Esmero em fotografia, desvelo em realização.

Jorge Quintela é director de fotografia e, em 2010, estreou-se como realizador levando as curtas-metragens “Ausstieg” e “O Amor é a Solução para a Falta de Argumento” (2011) a vários festivais de cinema nacionais e internacionais. Procura, no âmbito da realização, o lado instintivo e intuitivo das imagens deixando que a construção dos seus filmes surja de uma forma espontânea. Apesar disso, salientemos a direcção de fotografia, função para a qual é altamente requisitado e desempenha com diligência. Depressa ficamos a saber desse facto porque quando estamos em grupo e falam sobre ele ouvimos: “O Quintela? Excelente em fotografia”.

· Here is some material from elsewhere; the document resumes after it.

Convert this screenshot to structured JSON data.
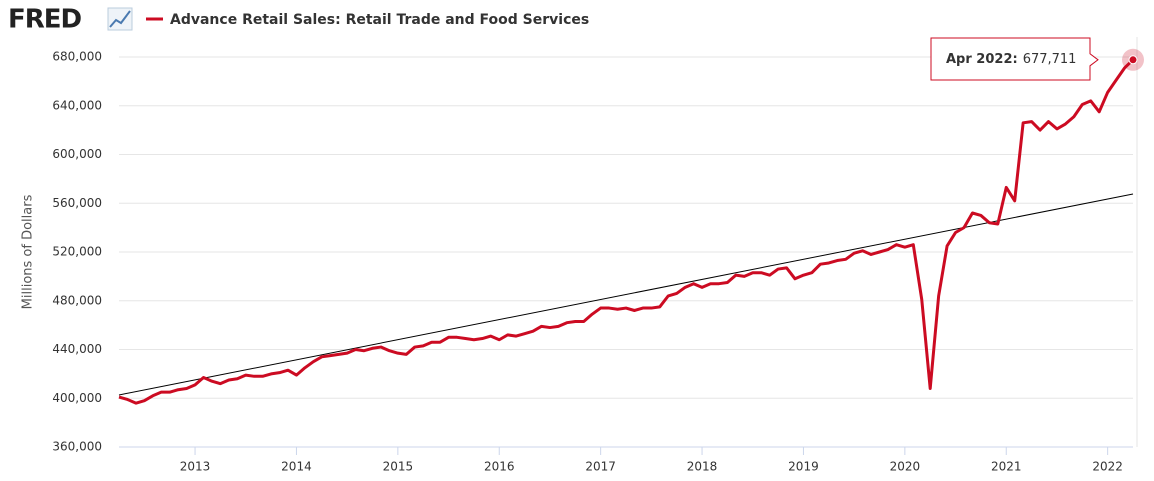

Natural do Porto, estudou Cinema na ESAP mas antes de ter percebido qual era o seu caminho fez uma breve passagem por Engenharia Electrotécnica, onde rapidamente compreendeu que tinha que fazer algo de que realmente gostasse. É ponderado, comedido e cordial e usa sempre uma barba firme e um blazer que lhe conferem um ar simpático e particular. Tem estado a trabalhar numa série de filmes de bolso criada a partir de circunstâncias naturais e instintivas, características que procura vincular ao seu trabalho individual.

Realizou o documentário “On the Road to Femina”, dirigiu a fotografia de “Arca D´Água” de André Gil Mata, de “Mazagão, A Água que Volta” de Ricardo Leite, de “Golias” e “Estrada de Palha” de Rodrigo Areias, com quem trabalha na produtora Bando à Parte.

A sua curta “Ausstieg” ganhou Menção Honrosa na Competição Experimental do Festival Curtas de Vila do Conde 2010, e foi filmada em Berlim, cidade onde vai frequentemente visitar amigos e fazer a pós-produção de filmes.

Recebeste uma Menção Honrosa com “Ausstieg”. De que tratava o filme?

O filme surgiu de acordo com uma linha que tenho vindo a desenvolver que são filmes de bolso. São consequência de um processo que adoptei, que consiste em trazer as minhas imagens de arquivo para construir, a posteriori, uma narrativa ficcional. Obedecem a uma linguagem muito específica na qual existem apenas dois princípios básicos: um ou dois planos e ausência de intervenção no espaço e na acção, para permitir que os momentos do filme aconteçam de forma natural. Iniciei esta série em 2010. No caso do “Ausstieg”, foi uma viagem de comboio que fiz em Berlim para a qual criei uma ficção que se enquadrasse. Procuro o lado instintivo das minhas imagens e adapto a narrativa. Depois de ter a ideia, o Pedro Bastos, pessoa com quem trabalho, cria o texto e eu encaixo-o nas imagens. O “Ausstieg” é uma metáfora da frágil relação entre Portugal e a Europa, a qual está personificada nas duas “personagens” que se encontram no filme.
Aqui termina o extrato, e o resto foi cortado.